Friday, February 10, 2012

Poet Donald Hall on Fresh Air

Godine is proud to publish titles by 83-year-old former poet laureate Donald Hall, including String Too Short to Be Saved and the children's books Lucy's Summer, Lucy's Christmas, and The Man Who Lived Alone. NPR's Fresh Air just interviewed Hall ("A Poet's View 'Out the Window'"). Here are highlights:

On the most unanticipated part of growing older

"I don't mean to sound superior, but when I was a young man, like 60, I looked at 83-year-olds as if they came from another galaxy. And now I find myself being seen that way. . . . In general, sometimes I don't exist. People don't see me. I know I would have been like that [when I was younger], but it is weird to be in that position."

On fulfillment

"As long as I can do my work and continue to enjoy myself working on words, as in this essay ["Out the Window"], I feel fulfilled. My body causes me trouble when I cross the room, but when I am sitting down writing, I am in my heaven — my old heaven. I began writing when I was 12, I don't think very well. But I've been doing it my whole life. It's been the center of my life, with loves and children, but writing is something I have that not everyone has that I adore."

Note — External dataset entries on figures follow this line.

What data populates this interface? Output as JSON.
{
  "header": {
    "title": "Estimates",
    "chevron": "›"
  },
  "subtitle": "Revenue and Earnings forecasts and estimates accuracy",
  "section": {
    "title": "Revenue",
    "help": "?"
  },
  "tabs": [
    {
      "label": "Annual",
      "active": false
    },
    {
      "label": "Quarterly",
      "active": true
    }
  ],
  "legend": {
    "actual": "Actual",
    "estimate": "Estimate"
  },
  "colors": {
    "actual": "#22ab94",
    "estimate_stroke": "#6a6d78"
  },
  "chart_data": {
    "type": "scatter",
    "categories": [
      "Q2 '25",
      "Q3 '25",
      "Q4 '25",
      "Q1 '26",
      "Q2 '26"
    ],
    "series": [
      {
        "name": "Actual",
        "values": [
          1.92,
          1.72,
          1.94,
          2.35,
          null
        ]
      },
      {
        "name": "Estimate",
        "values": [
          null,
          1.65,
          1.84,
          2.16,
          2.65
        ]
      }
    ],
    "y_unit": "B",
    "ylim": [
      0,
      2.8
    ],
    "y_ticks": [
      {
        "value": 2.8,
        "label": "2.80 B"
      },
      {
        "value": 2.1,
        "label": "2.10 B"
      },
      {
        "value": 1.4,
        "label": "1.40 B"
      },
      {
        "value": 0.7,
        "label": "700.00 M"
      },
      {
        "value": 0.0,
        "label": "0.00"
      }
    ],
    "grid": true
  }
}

On living in his grandparents' house

"It's an enormous comfort, which is only interrupted by sad thoughts. I don't mean I'm cheerful every minute about what happens to the house after I die. I live with more bookcases and with crazy pictures on the walls in the same rooms where I spent this delectable childhood, and it is wonderful. I really always wanted to live here. I didn't think I could ever afford to live here. I came to visit my grandmother as she got to be very old, but it seemed out of reach with what I do for a living. Then I married [the late poet] Jane Kenyon and we came here to visit; and she was born and grew up in Michigan, and fell in love with the house, the landscape, what she could see of the social mores of the country. She wanted to live here."

On getting comfort from the idea of his books outliving him

"I can't say it does. I have hope, but I do not have anything like conviction or knowledge that they will. I have been alive too long among too many writers . . . who have died, and they are not thinking of afterwards. Having some success in your life doesn't mean that your work will endure. In an almanac, look at the list of winners of the Pulitzer Prize over the last 60-70 years and see how many names you remember. It's chilling. I can hope, I can daydream, but certainly think that the chances of me being read 50 years from now or 100 years from now are probably not good. That cannot be your only end. You can not write to be immortal because you will never know. It's impossible. Just write as well as you can and don't speculate about whether you will be Chaucer or Shakespeare."